When I was in grade school and high school, it was always assumed that nobody in my family would schedule meetings or social activities on Sunday afternoons and evenings. We used to go to my grandparents’ house and drink cool drinks like Coca Cola with lemon and ice water. My grandma’s towels always smelled like they had just come out of a load of fresh, laundry, even if they had been in her linen closet for a long time. I used to promise myself that the towels in my future home would smell that way.
Sometimes we would watch sitcoms like “Home Improvement” or “Boy Meets World.” At dinnertime, we ordered pizza from Papa Murphy’s (vegetarian for me and my mom and pepperoni for everyone else) and my grandma would always have to pull a thick stack of coupons out of her drawer and hand them to whoever ran over to the shop to pick up the meal. Later, when the whole house smelled warm and delicious ( like cheese and tomatoes and peppers and mushrooms) my grandparents always exclaimed how they were getting the best pizza in town from Papa Murphy’s.
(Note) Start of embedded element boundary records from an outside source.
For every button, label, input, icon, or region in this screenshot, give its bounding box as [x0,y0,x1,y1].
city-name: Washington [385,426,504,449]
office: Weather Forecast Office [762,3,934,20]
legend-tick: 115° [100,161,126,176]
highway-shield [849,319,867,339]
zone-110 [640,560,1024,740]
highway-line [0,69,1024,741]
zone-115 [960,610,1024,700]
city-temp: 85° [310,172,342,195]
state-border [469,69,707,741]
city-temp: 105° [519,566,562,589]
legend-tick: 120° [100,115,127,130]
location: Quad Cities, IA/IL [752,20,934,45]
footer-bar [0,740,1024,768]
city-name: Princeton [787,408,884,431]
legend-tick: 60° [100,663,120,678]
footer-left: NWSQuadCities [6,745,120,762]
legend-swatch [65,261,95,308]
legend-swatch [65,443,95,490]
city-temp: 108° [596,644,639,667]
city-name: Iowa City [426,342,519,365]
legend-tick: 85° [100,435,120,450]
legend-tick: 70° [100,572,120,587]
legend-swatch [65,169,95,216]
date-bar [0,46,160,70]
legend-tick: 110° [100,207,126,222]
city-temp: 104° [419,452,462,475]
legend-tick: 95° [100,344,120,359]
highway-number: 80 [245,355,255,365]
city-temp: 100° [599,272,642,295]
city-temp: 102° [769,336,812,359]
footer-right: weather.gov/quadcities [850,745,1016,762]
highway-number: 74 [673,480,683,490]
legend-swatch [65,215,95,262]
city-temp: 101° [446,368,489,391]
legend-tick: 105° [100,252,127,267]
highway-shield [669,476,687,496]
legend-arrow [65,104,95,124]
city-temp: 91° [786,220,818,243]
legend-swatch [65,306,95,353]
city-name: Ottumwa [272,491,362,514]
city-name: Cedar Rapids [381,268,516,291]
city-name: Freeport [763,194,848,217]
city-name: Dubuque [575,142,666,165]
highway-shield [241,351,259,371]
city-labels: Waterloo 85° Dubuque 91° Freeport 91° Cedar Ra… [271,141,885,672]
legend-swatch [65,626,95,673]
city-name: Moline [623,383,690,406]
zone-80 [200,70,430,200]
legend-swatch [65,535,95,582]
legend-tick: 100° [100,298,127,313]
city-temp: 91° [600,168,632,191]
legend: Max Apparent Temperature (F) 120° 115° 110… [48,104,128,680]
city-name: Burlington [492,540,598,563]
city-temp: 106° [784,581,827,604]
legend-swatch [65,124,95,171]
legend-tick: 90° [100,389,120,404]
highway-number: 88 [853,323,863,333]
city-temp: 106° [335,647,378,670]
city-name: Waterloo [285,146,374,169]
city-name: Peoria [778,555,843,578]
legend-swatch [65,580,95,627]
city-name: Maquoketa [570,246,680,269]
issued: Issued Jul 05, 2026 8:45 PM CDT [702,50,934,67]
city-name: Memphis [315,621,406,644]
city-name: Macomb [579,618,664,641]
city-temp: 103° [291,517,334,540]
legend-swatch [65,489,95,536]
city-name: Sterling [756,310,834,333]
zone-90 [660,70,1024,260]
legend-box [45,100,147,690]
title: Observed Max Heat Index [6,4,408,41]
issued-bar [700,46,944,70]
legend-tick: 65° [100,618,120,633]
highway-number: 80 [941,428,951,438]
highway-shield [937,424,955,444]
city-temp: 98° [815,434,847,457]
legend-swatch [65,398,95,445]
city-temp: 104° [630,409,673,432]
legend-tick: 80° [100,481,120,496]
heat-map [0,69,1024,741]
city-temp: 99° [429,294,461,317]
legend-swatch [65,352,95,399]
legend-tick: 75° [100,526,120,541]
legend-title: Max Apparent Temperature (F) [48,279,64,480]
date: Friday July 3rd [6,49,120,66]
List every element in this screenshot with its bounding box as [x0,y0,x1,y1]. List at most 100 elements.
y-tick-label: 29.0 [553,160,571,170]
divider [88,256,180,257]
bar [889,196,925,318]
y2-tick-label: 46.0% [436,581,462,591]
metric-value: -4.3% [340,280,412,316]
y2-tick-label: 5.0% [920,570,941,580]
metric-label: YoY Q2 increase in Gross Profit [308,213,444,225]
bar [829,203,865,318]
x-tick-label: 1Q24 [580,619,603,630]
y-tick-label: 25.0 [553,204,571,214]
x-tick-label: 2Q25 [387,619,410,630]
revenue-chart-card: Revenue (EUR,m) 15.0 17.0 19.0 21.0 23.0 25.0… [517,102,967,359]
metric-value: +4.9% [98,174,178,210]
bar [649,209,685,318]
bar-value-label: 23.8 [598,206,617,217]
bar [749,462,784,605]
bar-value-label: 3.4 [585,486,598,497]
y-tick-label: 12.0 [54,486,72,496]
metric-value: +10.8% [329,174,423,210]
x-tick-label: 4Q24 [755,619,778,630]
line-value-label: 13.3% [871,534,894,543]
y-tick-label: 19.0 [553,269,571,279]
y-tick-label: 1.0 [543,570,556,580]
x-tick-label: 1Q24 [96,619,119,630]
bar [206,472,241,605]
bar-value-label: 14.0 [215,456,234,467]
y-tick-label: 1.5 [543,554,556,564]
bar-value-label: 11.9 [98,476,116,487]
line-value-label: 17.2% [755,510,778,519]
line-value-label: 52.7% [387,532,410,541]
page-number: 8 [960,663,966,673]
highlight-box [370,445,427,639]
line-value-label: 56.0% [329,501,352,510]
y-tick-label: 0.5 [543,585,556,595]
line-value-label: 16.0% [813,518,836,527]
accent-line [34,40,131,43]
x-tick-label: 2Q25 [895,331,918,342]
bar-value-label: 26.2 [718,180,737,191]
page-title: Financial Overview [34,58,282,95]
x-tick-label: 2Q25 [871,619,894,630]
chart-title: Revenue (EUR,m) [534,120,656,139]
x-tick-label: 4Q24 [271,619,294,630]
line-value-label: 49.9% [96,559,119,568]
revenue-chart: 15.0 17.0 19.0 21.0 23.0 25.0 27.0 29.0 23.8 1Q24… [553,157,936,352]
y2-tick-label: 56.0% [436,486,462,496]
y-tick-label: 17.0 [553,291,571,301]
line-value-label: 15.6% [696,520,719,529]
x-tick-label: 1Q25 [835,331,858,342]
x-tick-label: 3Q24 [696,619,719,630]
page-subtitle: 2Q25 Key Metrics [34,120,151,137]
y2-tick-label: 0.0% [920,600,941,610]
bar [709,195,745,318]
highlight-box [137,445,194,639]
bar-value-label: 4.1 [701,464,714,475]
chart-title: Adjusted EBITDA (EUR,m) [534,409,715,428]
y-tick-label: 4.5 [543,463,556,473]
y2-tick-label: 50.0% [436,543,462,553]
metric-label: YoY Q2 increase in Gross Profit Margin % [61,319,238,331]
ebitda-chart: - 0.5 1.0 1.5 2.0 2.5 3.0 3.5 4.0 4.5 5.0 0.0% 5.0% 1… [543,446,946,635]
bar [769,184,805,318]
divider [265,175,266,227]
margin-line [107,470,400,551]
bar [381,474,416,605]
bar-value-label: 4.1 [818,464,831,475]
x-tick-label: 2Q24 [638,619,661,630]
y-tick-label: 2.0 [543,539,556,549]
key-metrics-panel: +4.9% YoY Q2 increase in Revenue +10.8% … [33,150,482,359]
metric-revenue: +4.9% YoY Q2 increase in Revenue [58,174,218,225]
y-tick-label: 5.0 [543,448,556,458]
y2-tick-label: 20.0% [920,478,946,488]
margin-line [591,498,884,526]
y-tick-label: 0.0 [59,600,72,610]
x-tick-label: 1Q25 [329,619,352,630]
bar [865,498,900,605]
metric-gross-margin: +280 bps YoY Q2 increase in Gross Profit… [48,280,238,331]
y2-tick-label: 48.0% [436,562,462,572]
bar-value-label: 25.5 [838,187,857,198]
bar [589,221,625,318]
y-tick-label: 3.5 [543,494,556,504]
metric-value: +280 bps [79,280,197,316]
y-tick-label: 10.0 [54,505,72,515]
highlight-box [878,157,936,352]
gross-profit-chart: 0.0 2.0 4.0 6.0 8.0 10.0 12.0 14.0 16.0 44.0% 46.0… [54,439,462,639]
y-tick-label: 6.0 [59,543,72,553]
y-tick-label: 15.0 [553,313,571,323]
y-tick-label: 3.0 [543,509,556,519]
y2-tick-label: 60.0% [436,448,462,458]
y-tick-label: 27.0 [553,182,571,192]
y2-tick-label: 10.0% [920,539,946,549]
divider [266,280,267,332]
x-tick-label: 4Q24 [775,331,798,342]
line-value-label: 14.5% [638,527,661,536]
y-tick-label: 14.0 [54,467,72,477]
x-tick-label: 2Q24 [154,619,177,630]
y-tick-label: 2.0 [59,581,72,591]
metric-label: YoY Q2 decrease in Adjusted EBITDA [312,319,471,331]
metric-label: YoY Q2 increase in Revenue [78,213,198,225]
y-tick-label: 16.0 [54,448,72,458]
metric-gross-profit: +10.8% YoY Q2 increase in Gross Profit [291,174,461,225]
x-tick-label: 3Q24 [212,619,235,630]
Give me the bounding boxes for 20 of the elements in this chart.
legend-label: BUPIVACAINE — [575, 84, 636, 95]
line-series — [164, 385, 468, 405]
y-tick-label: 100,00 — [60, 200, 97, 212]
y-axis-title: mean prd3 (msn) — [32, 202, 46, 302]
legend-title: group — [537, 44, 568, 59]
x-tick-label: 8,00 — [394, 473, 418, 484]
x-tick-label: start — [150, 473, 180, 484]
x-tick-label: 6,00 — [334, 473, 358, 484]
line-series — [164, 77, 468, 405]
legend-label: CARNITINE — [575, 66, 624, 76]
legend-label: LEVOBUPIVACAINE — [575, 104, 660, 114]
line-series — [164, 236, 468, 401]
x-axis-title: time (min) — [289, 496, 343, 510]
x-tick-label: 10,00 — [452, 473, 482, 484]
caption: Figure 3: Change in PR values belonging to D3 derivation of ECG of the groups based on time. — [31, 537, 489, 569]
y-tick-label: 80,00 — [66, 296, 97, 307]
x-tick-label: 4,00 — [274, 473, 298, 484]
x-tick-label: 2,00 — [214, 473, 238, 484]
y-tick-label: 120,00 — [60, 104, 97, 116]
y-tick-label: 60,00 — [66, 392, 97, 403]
Even though I knew it wasn’t necessarily the best pizza in town, I would always pretend that I agreed with them and sometimes I believed it for awhile, too.
After dinner, I usually fell asleep on the floor of the living room, listening to the comforting voices of my parents and grandparents. As I was drifting off to sleep, my mom would say something like, “Oh, it looks as if Joanna was tired.” My grandma would respond, ‘Well, it’s hard work being in school all week. You learn things in the classroom all day and then come home, have a snack, go to sports practice, have dinner, and do homework until bedtime. Being young is like having a full time job.’
And those things – the things that made up a child’s life – were so cement in my grandmother’s mind. Those were the things her kids had done. Those were the things she assumed all normal American children did. I’m sure she knew about the kids who didn’t get to come home for a snack that someone had prepared for them. But when she talked about childhood, it was normally assumed that children got to play softball after school because their parents encouraged them to be part of a team and bought them a mitt and baseball glove. And of course, that all parents made sure their children sat a dinner table and ate a nutritious meal before laying out all their homework on a clean desk to write with sharpened pencils.
I knew that those things weren’t true of every family. But I always drifted off to sleep feeling like they could be.
Yesterday, my own family was watching a movie before bed in the living room. Both my mom and I fell asleep about halfway through and didn’t wake up until the credits were rolling. As everyone got up to go to bed, my mom said, ‘I like falling asleep while the family is all together watching a movie. It feels so safe.’
And I could identify with what she said so much that it overwhelmed me with this emotion that I think was love.